— На самом деле наша контора называется несколько иначе, — небрежно заметил Зародыш, спуская удостоверение в какую-то щель своей глухой одежды, на которой не было, кажется, ни единой пуговицы. — А теперь позвольте спросить, Максим Терентьевич: все ли у вас в порядке с головой?
В отсутствующей голове Максима Т. Ермакова образовалось что-то вроде маленького смерча, потянувшего в себя туманный потолок с заплакавшей люстрой. «У меня болит между ушами, как говорили, кажется, индейцы», — подумал Максим Т. Ермаков, а вслух произнес:
— Вообще-то это моя голова. И что бы с ней ни происходило — это мое личное дело.
Государственные уроды переглянулись. «Прямо тридцать седьмой год какой-то», — подумал Максим Т. Ермаков, и ему сделалось весело оттого, что в этой старой игре он все наперед знает и наперед прав.
— Что ж, тогда мы сами вам расскажем, — невозмутимо проговорил Зародыш, закидывая ногу на ногу и показывая простой, как калоша, лакированный ботинок. — Ваша голова немного, совсем чуть-чуть, травмирует гравитационное поле. По этому признаку мы вас и обнаружили.
— Да вы курите, — подал голос Стертый и подтолкнул к Максиму Т. Ермакову девственную пепельницу. — Мы знаем, что вы курите «Парламент». Вообще-то тут нельзя, но с нами можно.
Досадуя, Максим Т. Ермаков вытащил из кармана пачку «Парламента», сразу показавшегося отстойным и невкусным. Курить действительно хотелось зверски. Сигаретный дым, как всегда, наполнил голову, округлил ее и материализовал, приятно струясь внутри.
— И чем же я вам интересен? — осторожно спросил Максим Т. Ермаков, прикидывая, как ловчее будет торговаться с этими двумя, уже начавшими торг с простеньких гэбэшных фокусов.
— Не буду от вас скрывать, что мы чрезвычайно в вас заинтересованы, — произнес Зародыш, поморщившись. — В двух словах: наше подразделение занимается причинно-следственными связями. О теории и технологиях говорить не буду, тем более что и права не имею. Сообщу только, что эти связи — вполне материальные образования, можно даже сказать, живые существа. И по нашим разработкам выходит, например, что жертвоприношения в языческих культах не были суевериями, а были действиями рациональными. Время от времени у причинно-следственных связей наступает вегетативный период. Тогда и появляются люди, именуемые у нас Объектами Альфа. От них, как ни странно, зависит дальнейший ход многих, очень многих событий. Вот вы и есть такой объект, Максим Терентьевич, уж извините нас великодушно.
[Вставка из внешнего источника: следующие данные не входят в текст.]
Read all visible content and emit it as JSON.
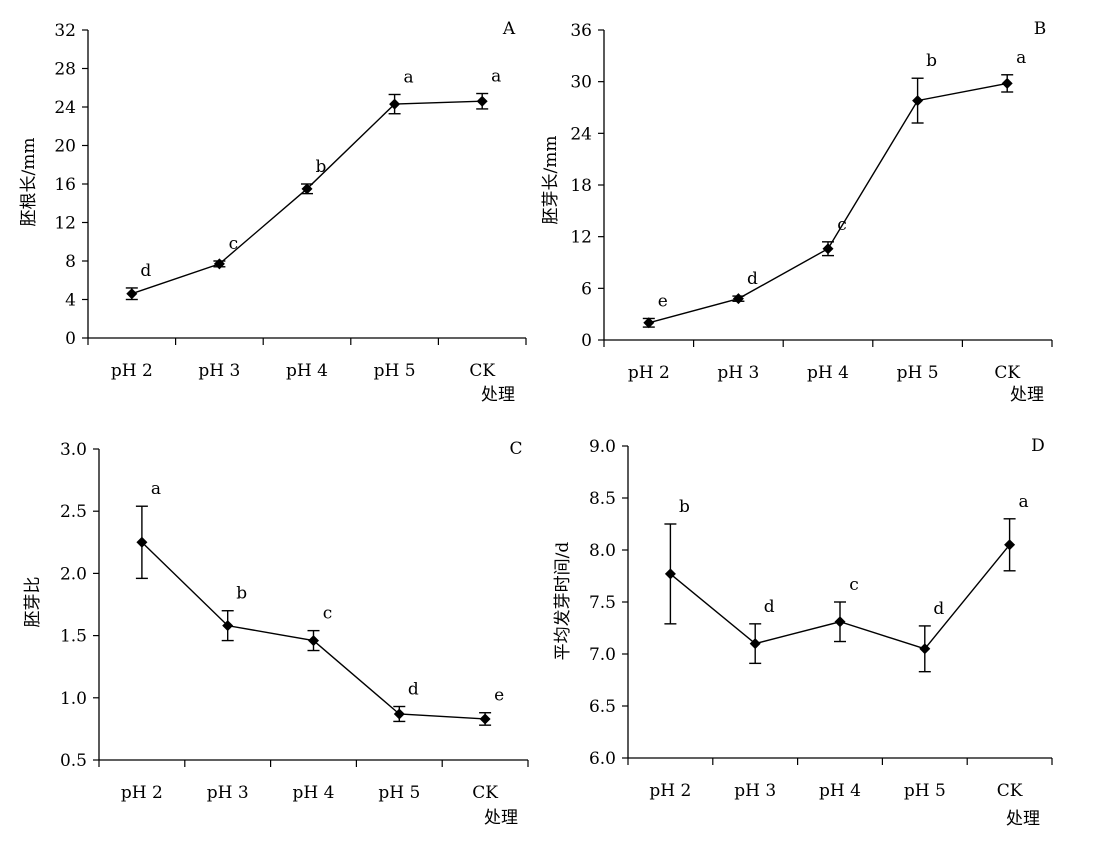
{
  "chart_data": [
    {
      "type": "line",
      "panel_label": "A",
      "categories": [
        "pH 2",
        "pH 3",
        "pH 4",
        "pH 5",
        "CK"
      ],
      "values": [
        4.6,
        7.7,
        15.5,
        24.3,
        24.6
      ],
      "errors": [
        0.6,
        0.3,
        0.5,
        1.0,
        0.8
      ],
      "letters": [
        "d",
        "c",
        "b",
        "a",
        "a"
      ],
      "xlabel": "处理",
      "ylabel": "胚根长/mm",
      "ylim": [
        0,
        32
      ],
      "yticks": [
        "0",
        "4",
        "8",
        "12",
        "16",
        "20",
        "24",
        "28",
        "32"
      ],
      "grid": false,
      "marker": "diamond"
    },
    {
      "type": "line",
      "panel_label": "B",
      "categories": [
        "pH 2",
        "pH 3",
        "pH 4",
        "pH 5",
        "CK"
      ],
      "values": [
        2.0,
        4.8,
        10.6,
        27.8,
        29.8
      ],
      "errors": [
        0.5,
        0.3,
        0.8,
        2.6,
        1.0
      ],
      "letters": [
        "e",
        "d",
        "c",
        "b",
        "a"
      ],
      "xlabel": "处理",
      "ylabel": "胚芽长/mm",
      "ylim": [
        0,
        36
      ],
      "yticks": [
        "0",
        "6",
        "12",
        "18",
        "24",
        "30",
        "36"
      ],
      "grid": false,
      "marker": "diamond"
    },
    {
      "type": "line",
      "panel_label": "C",
      "categories": [
        "pH 2",
        "pH 3",
        "pH 4",
        "pH 5",
        "CK"
      ],
      "values": [
        2.25,
        1.58,
        1.46,
        0.87,
        0.83
      ],
      "errors": [
        0.29,
        0.12,
        0.08,
        0.06,
        0.05
      ],
      "letters": [
        "a",
        "b",
        "c",
        "d",
        "e"
      ],
      "xlabel": "处理",
      "ylabel": "胚芽比",
      "ylim": [
        0.5,
        3.0
      ],
      "yticks": [
        "0.5",
        "1.0",
        "1.5",
        "2.0",
        "2.5",
        "3.0"
      ],
      "grid": false,
      "marker": "diamond"
    },
    {
      "type": "line",
      "panel_label": "D",
      "categories": [
        "pH 2",
        "pH 3",
        "pH 4",
        "pH 5",
        "CK"
      ],
      "values": [
        7.77,
        7.1,
        7.31,
        7.05,
        8.05
      ],
      "errors": [
        0.48,
        0.19,
        0.19,
        0.22,
        0.25
      ],
      "letters": [
        "b",
        "d",
        "c",
        "d",
        "a"
      ],
      "xlabel": "处理",
      "ylabel": "平均发芽时间/d",
      "ylim": [
        6.0,
        9.0
      ],
      "yticks": [
        "6.0",
        "6.5",
        "7.0",
        "7.5",
        "8.0",
        "8.5",
        "9.0"
      ],
      "grid": false,
      "marker": "diamond"
    }
  ]
}
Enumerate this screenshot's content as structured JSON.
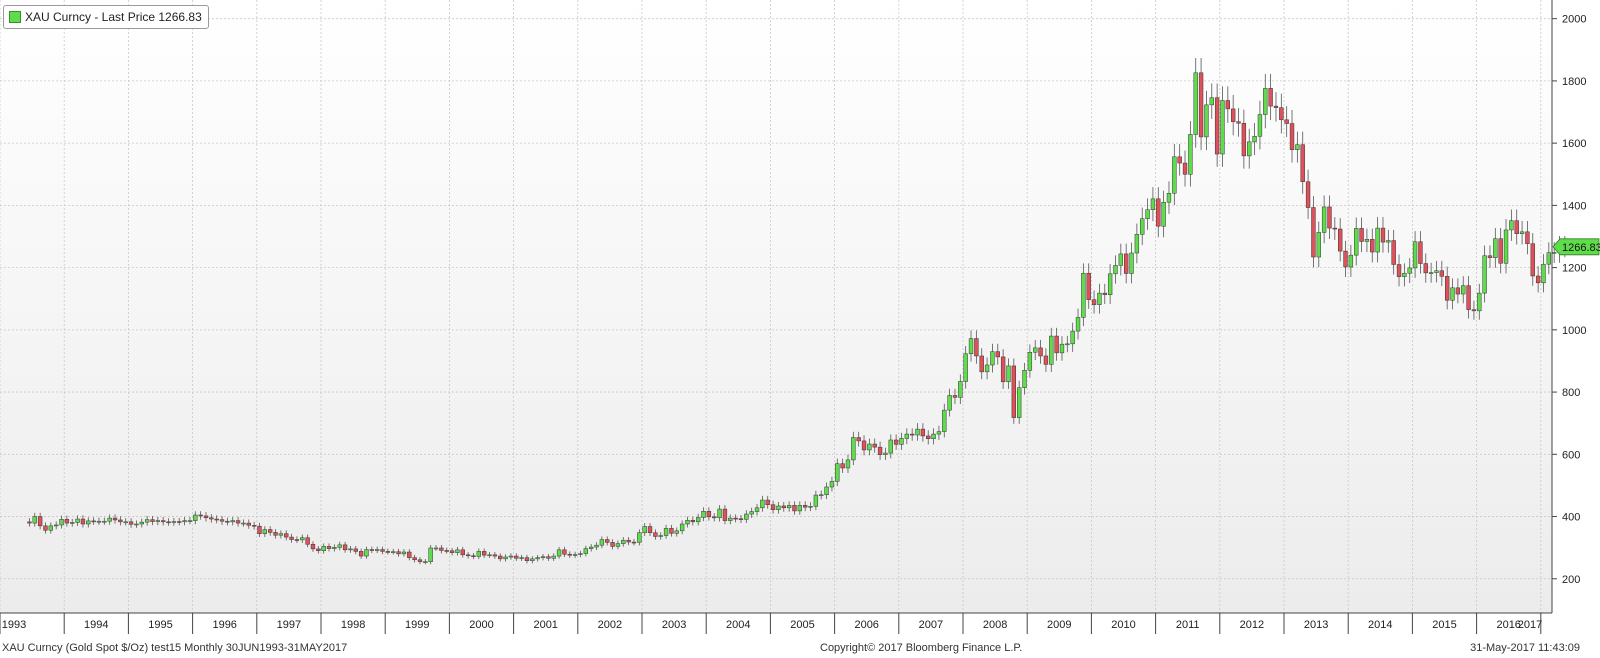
{
  "legend": {
    "label": "XAU Curncy - Last Price 1266.83",
    "color": "#5fdc4b"
  },
  "footer": {
    "left": "XAU Curncy (Gold Spot  $/Oz) test15  Monthly 30JUN1993-31MAY2017",
    "center": "Copyright© 2017 Bloomberg Finance L.P.",
    "right": "31-May-2017 11:43:09"
  },
  "colors": {
    "up": "#5fdc4b",
    "down": "#e0505a",
    "last_price_tag": "#5fdc4b"
  },
  "chart_data": {
    "type": "candlestick",
    "title": "",
    "xlabel": "",
    "ylabel": "",
    "frequency": "Monthly",
    "x_range": [
      "1993-06",
      "2017-05"
    ],
    "ylim": [
      90,
      2060
    ],
    "y_ticks": [
      200,
      400,
      600,
      800,
      1000,
      1200,
      1400,
      1600,
      1800,
      2000
    ],
    "x_ticks": [
      "1993",
      "1994",
      "1995",
      "1996",
      "1997",
      "1998",
      "1999",
      "2000",
      "2001",
      "2002",
      "2003",
      "2004",
      "2005",
      "2006",
      "2007",
      "2008",
      "2009",
      "2010",
      "2011",
      "2012",
      "2013",
      "2014",
      "2015",
      "2016",
      "2017"
    ],
    "grid": true,
    "legend_position": "top-left",
    "last_price": {
      "value": 1266.83,
      "label": "1266.83"
    },
    "month_end_close": [
      {
        "year": 1993,
        "values": [
          379,
          400,
          370,
          356,
          370,
          373,
          391
        ]
      },
      {
        "year": 1994,
        "values": [
          379,
          381,
          392,
          376,
          386,
          385,
          385,
          385,
          395,
          389,
          383,
          383
        ]
      },
      {
        "year": 1995,
        "values": [
          375,
          376,
          382,
          390,
          384,
          387,
          383,
          382,
          384,
          383,
          387,
          387
        ]
      },
      {
        "year": 1996,
        "values": [
          405,
          402,
          396,
          392,
          390,
          385,
          383,
          387,
          379,
          379,
          372,
          369
        ]
      },
      {
        "year": 1997,
        "values": [
          345,
          358,
          349,
          340,
          345,
          334,
          326,
          325,
          332,
          311,
          296,
          290
        ]
      },
      {
        "year": 1998,
        "values": [
          304,
          297,
          301,
          309,
          293,
          296,
          288,
          273,
          294,
          292,
          294,
          288
        ]
      },
      {
        "year": 1999,
        "values": [
          287,
          287,
          280,
          286,
          268,
          261,
          255,
          255,
          299,
          299,
          291,
          290
        ]
      },
      {
        "year": 2000,
        "values": [
          284,
          293,
          277,
          274,
          272,
          288,
          276,
          277,
          273,
          264,
          270,
          273
        ]
      },
      {
        "year": 2001,
        "values": [
          266,
          268,
          258,
          264,
          268,
          271,
          266,
          273,
          293,
          279,
          276,
          278
        ]
      },
      {
        "year": 2002,
        "values": [
          281,
          297,
          302,
          308,
          326,
          317,
          304,
          313,
          324,
          318,
          317,
          348
        ]
      },
      {
        "year": 2003,
        "values": [
          368,
          348,
          336,
          339,
          362,
          346,
          354,
          376,
          388,
          383,
          397,
          417
        ]
      },
      {
        "year": 2004,
        "values": [
          399,
          396,
          424,
          387,
          395,
          393,
          391,
          408,
          416,
          428,
          453,
          438
        ]
      },
      {
        "year": 2005,
        "values": [
          422,
          434,
          428,
          436,
          418,
          436,
          430,
          433,
          469,
          470,
          495,
          513
        ]
      },
      {
        "year": 2006,
        "values": [
          570,
          556,
          582,
          654,
          643,
          614,
          633,
          623,
          599,
          604,
          646,
          632
        ]
      },
      {
        "year": 2007,
        "values": [
          651,
          665,
          662,
          681,
          659,
          650,
          665,
          673,
          742,
          789,
          783,
          834
        ]
      },
      {
        "year": 2008,
        "values": [
          923,
          972,
          916,
          865,
          887,
          930,
          913,
          833,
          884,
          718,
          814,
          870
        ]
      },
      {
        "year": 2009,
        "values": [
          928,
          942,
          916,
          889,
          980,
          926,
          954,
          955,
          996,
          1040,
          1182,
          1097
        ]
      },
      {
        "year": 2010,
        "values": [
          1081,
          1118,
          1113,
          1180,
          1207,
          1244,
          1181,
          1247,
          1307,
          1357,
          1386,
          1421
        ]
      },
      {
        "year": 2011,
        "values": [
          1333,
          1410,
          1439,
          1556,
          1536,
          1500,
          1628,
          1826,
          1620,
          1723,
          1746,
          1565
        ]
      },
      {
        "year": 2012,
        "values": [
          1737,
          1710,
          1669,
          1664,
          1559,
          1604,
          1622,
          1692,
          1776,
          1719,
          1714,
          1675
        ]
      },
      {
        "year": 2013,
        "values": [
          1663,
          1579,
          1595,
          1476,
          1393,
          1234,
          1313,
          1395,
          1327,
          1324,
          1253,
          1202
        ]
      },
      {
        "year": 2014,
        "values": [
          1240,
          1326,
          1284,
          1291,
          1250,
          1327,
          1282,
          1287,
          1210,
          1171,
          1182,
          1199
        ]
      },
      {
        "year": 2015,
        "values": [
          1283,
          1213,
          1183,
          1184,
          1190,
          1172,
          1095,
          1135,
          1115,
          1142,
          1065,
          1061
        ]
      },
      {
        "year": 2016,
        "values": [
          1118,
          1238,
          1232,
          1293,
          1214,
          1321,
          1351,
          1309,
          1315,
          1277,
          1173,
          1151
        ]
      },
      {
        "year": 2017,
        "values": [
          1211,
          1248,
          1249,
          1268,
          1266.83
        ]
      }
    ]
  }
}
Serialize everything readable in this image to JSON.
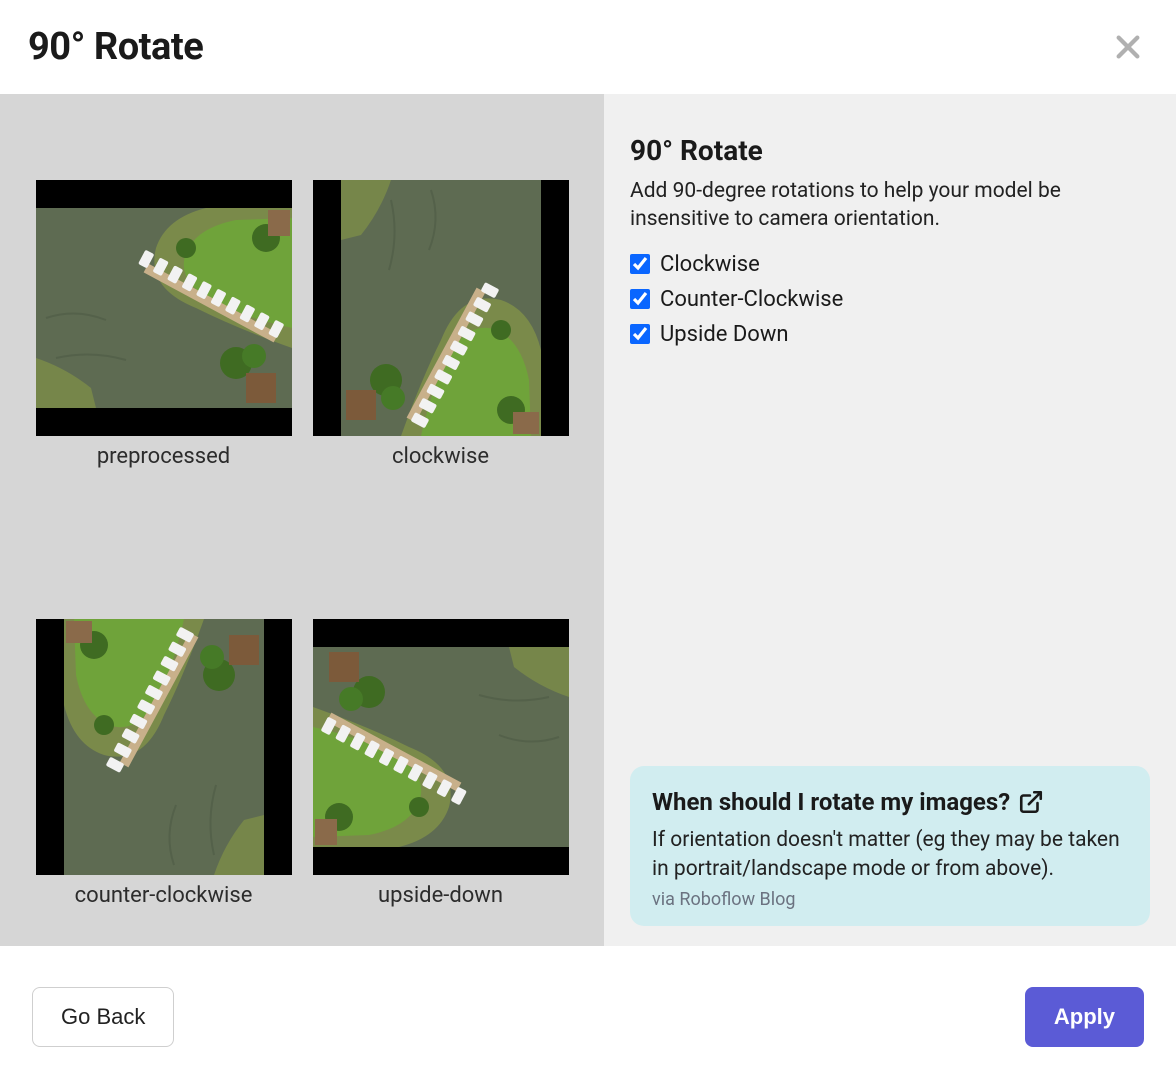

Пока Зародыш нес этот бред, Максим Т. Ермаков, будто загипнотизированный, не мог отвести взгляд от его льдистых, слабо свинченных пальцев, игравших на столе какие-то шаткие гаммы; золотое обручальное кольцо на кривом безымянном, ловившее отсвет хмурого дня, казалось железным. Разумеется, Максим Т. Ермаков не верил словам; но, поверх и помимо слов, он ощущал, как пространство вокруг него меняет свойства. «Интересно, который кандидат в президенты будет теперь моим шоколадом?» — думал он, и сердце его подскакивало, будто маленький предмет от чьих-то тяжелых шагов.
— Так вы хотите предложить мне работу? — произнес он вслух, делая незаинтересованное лицо.
Государственные лобастики опять обменялись быстрыми взглядами, будто мгновенно сдали друг другу карты.
— В каком-то смысле да, — скучным голосом проговорил Зародыш. — Вы должны покончить с собой выстрелом в голову.
Максим Т. Ермаков вежливо улыбнулся. Его пробрало сверху вниз и снизу вверх, будто на нем, как на дудке, сыграли какую-то резкую мелодию. Он до скрипа ввинтил сигарету в пепельницу, заструившую недобитый дымок прямо в физиономию Стертого, брезгливо стянувшего узкие ноздри.
— А если я откажусь, вы сами меня ликвидируете? — проговорил Максим Т. Ермаков, не слыша себя.
— Нет. К сожалению, нет, — отозвался на этот раз Стертый, говоривший таким же точно тоном, как Зародыш, только другим голосом. — Это должна быть ваша воля и ваша рука. Если мы сами исполним, то не только не добьемся результата, но лишим себя необходимого шанса.